2) PPP/PFI contracts poorly negotiated and developed to an almost fraudulent financial formula originated by Arthur Andersen who was rightly barred from doing further consultancy or financial work by none other than Margaret Thatcher who was scandalised by the “rubber stamping” of the accounts of John De Lorien’s company which led to a loss of £70 million gbp for the UK taxpayer who underwrote UK Government grants on the basis of their veracity which were subsequently lost through the failure of the De Lorien venture in Northern Ireland.
One of these contracts lost the Greater Peterborough NHS Trust £55 million gbp and similar contracts all over the UK are causing similar proportionate losses.

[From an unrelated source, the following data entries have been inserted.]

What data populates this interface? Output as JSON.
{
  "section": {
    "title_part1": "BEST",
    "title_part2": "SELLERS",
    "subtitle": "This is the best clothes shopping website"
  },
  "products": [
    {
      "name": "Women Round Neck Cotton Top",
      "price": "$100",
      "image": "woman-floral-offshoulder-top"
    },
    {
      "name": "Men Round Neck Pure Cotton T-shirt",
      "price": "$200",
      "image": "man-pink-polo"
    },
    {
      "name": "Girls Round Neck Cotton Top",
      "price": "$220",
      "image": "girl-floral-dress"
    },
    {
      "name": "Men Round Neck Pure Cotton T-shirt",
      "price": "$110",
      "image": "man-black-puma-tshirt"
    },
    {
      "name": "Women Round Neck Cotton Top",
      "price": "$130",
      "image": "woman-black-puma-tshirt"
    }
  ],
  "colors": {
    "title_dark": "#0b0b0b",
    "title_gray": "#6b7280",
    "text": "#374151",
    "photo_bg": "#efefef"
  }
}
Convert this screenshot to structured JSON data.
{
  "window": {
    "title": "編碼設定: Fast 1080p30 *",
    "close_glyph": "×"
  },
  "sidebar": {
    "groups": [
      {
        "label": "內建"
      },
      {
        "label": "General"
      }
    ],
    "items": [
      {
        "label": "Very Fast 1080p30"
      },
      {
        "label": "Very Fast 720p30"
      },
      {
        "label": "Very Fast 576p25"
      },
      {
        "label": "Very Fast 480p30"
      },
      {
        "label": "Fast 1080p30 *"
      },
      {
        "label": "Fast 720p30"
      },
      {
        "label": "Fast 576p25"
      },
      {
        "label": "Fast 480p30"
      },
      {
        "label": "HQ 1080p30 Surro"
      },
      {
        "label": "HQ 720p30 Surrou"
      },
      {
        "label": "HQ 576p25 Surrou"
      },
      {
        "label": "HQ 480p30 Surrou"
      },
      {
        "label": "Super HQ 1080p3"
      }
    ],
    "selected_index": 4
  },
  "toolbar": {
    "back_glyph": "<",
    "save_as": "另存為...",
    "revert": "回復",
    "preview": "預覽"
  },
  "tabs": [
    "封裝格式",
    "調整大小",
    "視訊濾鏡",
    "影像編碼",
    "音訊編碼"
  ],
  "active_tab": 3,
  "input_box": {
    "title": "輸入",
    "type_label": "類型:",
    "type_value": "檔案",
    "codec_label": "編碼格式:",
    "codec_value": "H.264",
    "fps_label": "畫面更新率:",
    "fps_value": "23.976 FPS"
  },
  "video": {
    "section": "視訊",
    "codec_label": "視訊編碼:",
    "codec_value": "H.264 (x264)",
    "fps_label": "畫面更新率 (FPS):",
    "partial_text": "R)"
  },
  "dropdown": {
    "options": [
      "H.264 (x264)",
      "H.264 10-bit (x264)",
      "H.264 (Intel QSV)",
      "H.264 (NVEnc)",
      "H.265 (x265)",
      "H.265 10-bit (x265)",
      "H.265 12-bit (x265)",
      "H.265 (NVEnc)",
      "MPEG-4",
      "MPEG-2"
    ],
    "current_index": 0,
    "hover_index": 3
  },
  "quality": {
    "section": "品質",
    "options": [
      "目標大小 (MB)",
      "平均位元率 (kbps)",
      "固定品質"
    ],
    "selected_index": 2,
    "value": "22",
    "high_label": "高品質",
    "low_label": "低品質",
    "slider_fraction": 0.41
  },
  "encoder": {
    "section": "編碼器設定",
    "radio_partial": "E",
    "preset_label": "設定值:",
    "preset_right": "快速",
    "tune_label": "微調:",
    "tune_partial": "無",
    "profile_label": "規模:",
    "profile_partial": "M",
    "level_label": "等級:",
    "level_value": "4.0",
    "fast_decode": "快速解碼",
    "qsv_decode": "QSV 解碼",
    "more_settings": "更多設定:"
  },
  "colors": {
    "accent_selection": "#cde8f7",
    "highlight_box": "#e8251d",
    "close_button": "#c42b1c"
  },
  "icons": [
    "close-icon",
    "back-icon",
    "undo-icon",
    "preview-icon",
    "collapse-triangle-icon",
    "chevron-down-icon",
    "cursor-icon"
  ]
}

3) 20% of the combined annual NHS budget is spent on lawyers, gagging orders, payoffs and misleading PR designed to convince a gullible public that all is well
3) Hospital consultants do not regularly work at weekends as a rule (some do) and rather too many of them engage in lucrative private work, making themselves unavailable to the NHS and thus creating ever longer waiting lists causing people who might have survived to either die because they are not operated on fast enough or for their condition to worsen so that they get to a point where their condition becomes inoperable.
4) The best cancer treatments are available in Germany which has Rife machines in all cancer wards and a system for cooking cancer cells to death.
The NHS has the worst cancer treatment outcomes in Europe and the worst mortality rates in Europe of any country outside of bankrupt Greece.
For heart disease, it is also worst, and since 95% of deaths are caused by heart disease or cancer this represents a loss of UK productivity and tax generation other than for those people who leave enough money so that the Government collects some inheritance tax.
5) Too much spending on Big 4 management consultants and strategy houses like McKinsey. More experienced consultants come at circa GBP5,000 a day, so the costs become eye-watering very quickly. Independent consultants, with blue-chip experience tend to be ignored by government procurement. Cronyism is alive and well!
Currently the UK Government spends £15 billion gbp on management consultancy, nearly all of which goes to the Big 4 Accountancy based practices and their systems integration partners, such as IBM Global Services, BT Global Services and T Systems.
Andrew Lansley, who was Health Minister before being sacked by David Cameron, developed health reforms which the medical establishment resisted and was advised by KPMG, “Choose and Book” a system that never worked and has since been scrapped – this was sold by McKinsey’s to Tony Blair in number 10 Downing Street.
6) The NHS suffers from poor rostering and broken processes, evidenced by the A&E crisis which is caused by too many malingering pensioners who are not genuinely ill going to A&E at weekends having wasted their GP’s time during the week because they claim to be “lonely” or have afflictions like depression caused by drinking on an empty stomach, poor diet and a sedentary lifestyle.
The usual influx of night-clubbers, drunks and miscreants engaged in fighting and violence in sleazy nightclubs and gaudy pubs adds to the confusion and cost to the NHS
7) Health Tourism from Middle Eastern potentates and foreigners who use the NHS for free and then return to their own countries thus lumbering UK taxpayers with a bill that probably runs into billions.
8) We have the fattest woman in Western Europe and the 4th fattest men and this has happened on the NHS’s watch.
They have failed to get people to diet and exercise failed to persuade the Government to put variable taxes on foods, failed to work with local authorities to merge NHS and Adult Social Care, failed to educate the public on the causes of dementia, diabetes and depression, failed to inform the public about antimony in aircraft fuel, the dangers of carbon monoxide poisoning from car fumes, particularly for joggers,cyclists and motorists who do not use the air recirculate facility on their heaters and air conditioners.
No wonder we have the lowest productivity of any G7 country with all that means in lower taxes and funding for the NHS which is now funded out of Petroleum Revenue Tax and part of the doubled ticket price for the National Lottery
There is much more that the NHS could and should be doing but it’s leadership and the public sector Trades Unions need to be collectively put to the sword and replaced with people that will create a new fit for purpose health service, modelled on international best practice.